Страшное дело. Тайна угрюмого дома | страница 55
Смельский улыбнулся:
– Самый мудрый мудрец глупеет с хорошенькой женщиной, а если с такой прекрасной и душой и внешностью, как вы, Анна, и подавно немудрено поглупеть…
Анна наклонилась.
Ласковое чувство, слегка блеснувшее в ее глазах, теперь мерцало тихим ровным светом…
Она шепнула: «Проводи меня до дачи!»
И от этого ласки полного взгляда, и от дружественности тона сердце Смельского умягчилось настолько, что он опять мысленно примирился с Шиловым.
Жизнь есть нитка из событий и обстоятельств
Проводив Анну до дачи, Смельский вернулся в самом благодушном настроении. Было очевидно, что любимая девушка любила его, и это сознание, одно из самых счастливых и радостных сознаний бытия нашего, наполнило его всецело.
Он был счастлив.
Чудный вечер ложился длинными тенями на землю.

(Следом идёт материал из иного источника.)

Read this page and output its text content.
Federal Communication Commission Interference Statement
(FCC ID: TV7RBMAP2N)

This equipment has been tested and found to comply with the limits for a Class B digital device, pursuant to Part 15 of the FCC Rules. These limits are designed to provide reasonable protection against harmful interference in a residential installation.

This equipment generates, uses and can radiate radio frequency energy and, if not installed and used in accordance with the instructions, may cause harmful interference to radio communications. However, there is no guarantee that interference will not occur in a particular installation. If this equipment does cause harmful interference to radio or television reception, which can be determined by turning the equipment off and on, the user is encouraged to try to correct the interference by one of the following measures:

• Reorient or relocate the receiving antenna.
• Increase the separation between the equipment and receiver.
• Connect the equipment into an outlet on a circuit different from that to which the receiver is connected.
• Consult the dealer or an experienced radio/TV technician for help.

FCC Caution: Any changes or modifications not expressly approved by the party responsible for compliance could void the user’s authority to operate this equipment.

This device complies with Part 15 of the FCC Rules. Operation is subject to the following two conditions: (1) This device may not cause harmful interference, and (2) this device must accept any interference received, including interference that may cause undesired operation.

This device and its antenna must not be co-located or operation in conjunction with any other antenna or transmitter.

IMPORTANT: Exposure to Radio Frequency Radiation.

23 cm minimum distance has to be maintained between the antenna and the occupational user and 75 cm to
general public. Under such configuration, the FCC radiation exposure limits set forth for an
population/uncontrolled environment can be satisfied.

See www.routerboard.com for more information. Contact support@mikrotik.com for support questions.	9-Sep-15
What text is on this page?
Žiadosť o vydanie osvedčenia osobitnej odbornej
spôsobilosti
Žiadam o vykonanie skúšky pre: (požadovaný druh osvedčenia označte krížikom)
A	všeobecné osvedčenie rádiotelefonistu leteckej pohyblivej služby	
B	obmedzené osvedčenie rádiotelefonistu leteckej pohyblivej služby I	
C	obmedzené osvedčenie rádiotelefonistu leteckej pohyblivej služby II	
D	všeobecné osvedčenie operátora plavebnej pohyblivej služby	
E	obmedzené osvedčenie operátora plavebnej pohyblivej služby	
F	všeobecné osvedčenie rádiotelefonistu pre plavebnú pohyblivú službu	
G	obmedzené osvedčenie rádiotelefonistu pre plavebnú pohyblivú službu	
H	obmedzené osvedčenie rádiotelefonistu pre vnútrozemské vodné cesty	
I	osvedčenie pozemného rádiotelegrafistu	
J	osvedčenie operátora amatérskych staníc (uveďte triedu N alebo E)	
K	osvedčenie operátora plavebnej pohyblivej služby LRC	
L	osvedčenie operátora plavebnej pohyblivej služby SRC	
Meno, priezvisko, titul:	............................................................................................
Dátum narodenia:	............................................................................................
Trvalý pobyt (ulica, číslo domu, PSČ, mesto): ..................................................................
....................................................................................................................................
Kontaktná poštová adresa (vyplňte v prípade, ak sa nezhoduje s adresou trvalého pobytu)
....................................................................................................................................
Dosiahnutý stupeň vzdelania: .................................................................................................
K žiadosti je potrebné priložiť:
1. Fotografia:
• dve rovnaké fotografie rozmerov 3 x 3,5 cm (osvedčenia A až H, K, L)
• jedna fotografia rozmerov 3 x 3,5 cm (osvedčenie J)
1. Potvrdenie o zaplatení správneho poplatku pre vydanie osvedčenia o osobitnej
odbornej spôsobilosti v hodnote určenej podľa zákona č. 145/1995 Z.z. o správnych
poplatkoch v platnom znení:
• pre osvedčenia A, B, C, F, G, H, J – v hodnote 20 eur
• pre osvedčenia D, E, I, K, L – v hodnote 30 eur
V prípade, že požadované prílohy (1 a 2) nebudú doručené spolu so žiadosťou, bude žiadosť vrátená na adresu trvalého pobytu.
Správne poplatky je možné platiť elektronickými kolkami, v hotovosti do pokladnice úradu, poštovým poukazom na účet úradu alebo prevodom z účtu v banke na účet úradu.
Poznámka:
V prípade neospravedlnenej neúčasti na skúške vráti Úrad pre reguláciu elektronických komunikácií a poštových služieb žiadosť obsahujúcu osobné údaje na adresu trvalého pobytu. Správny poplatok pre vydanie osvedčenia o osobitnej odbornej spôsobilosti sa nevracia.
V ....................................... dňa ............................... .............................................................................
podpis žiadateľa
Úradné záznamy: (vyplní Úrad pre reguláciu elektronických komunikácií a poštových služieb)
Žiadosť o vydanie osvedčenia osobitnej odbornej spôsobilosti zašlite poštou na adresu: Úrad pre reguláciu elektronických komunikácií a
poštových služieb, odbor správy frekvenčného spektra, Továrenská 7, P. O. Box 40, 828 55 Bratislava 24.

В вышине голубого неба, разделяясь на нити, ползли последние облака, предвещая и на завтра такой же теплый, хороший день.
На балконах дач, мимо которых приходилось идти Смельскому, семьями сидели дачники.
Дымились самовары, слышался лязг чашек, стаканов, хохот, смех или звуки вальса, срываемого с расстроенного дачного пианино.
Все это казалось Смельскому таким милым, таким привлекательным, что он невольно углубился в возможные картины своего счастливого семейного быта.
Так же будут они сидеть с Анной на балконе дачи, так же около них будут резвиться их дети, и он будет счастлив, любуясь на них и на Анну – красивую, видную даму в каком-нибудь изящном пеньюаре. Смельский даже задумался над вопросом, какого цвета будет пеньюар у Анны: то ему казалось – лучше голубой, то – пунцовый.
Вот он миновал дачи, вот вошел в парк и, сняв шляпу, тихой поступью мечтателя пошел под тенистыми сводами его ветвей.
Вдруг ему показалось, что кто-то идет ему навстречу.
Он пригляделся и, одновременно заметив скамью рядом, сел на нее.
Одинокий человек медленно приближался, но все еще был настолько далек, что Смельский не мог хорошенько разглядеть его.
Почему-то он стал ожидать этого человека, и ожидать с нетерпением, возрастающим все более и более.
Вот он уже на расстоянии каких-нибудь десяти саженей.
Это был Шилов.
В круглой широкополой шляпе, так шедшей к его типичному лицу, с суковатой палкой, он медленно приближался, очевидно совсем не надеясь на какую-нибудь встречу.
Несмотря на то что шляпа его, по обыкновению, сидела набекрень и сдвинулась на затылок, что придавало его физиономии удалой и несколько даже дерзкий вид, голова его была опущена.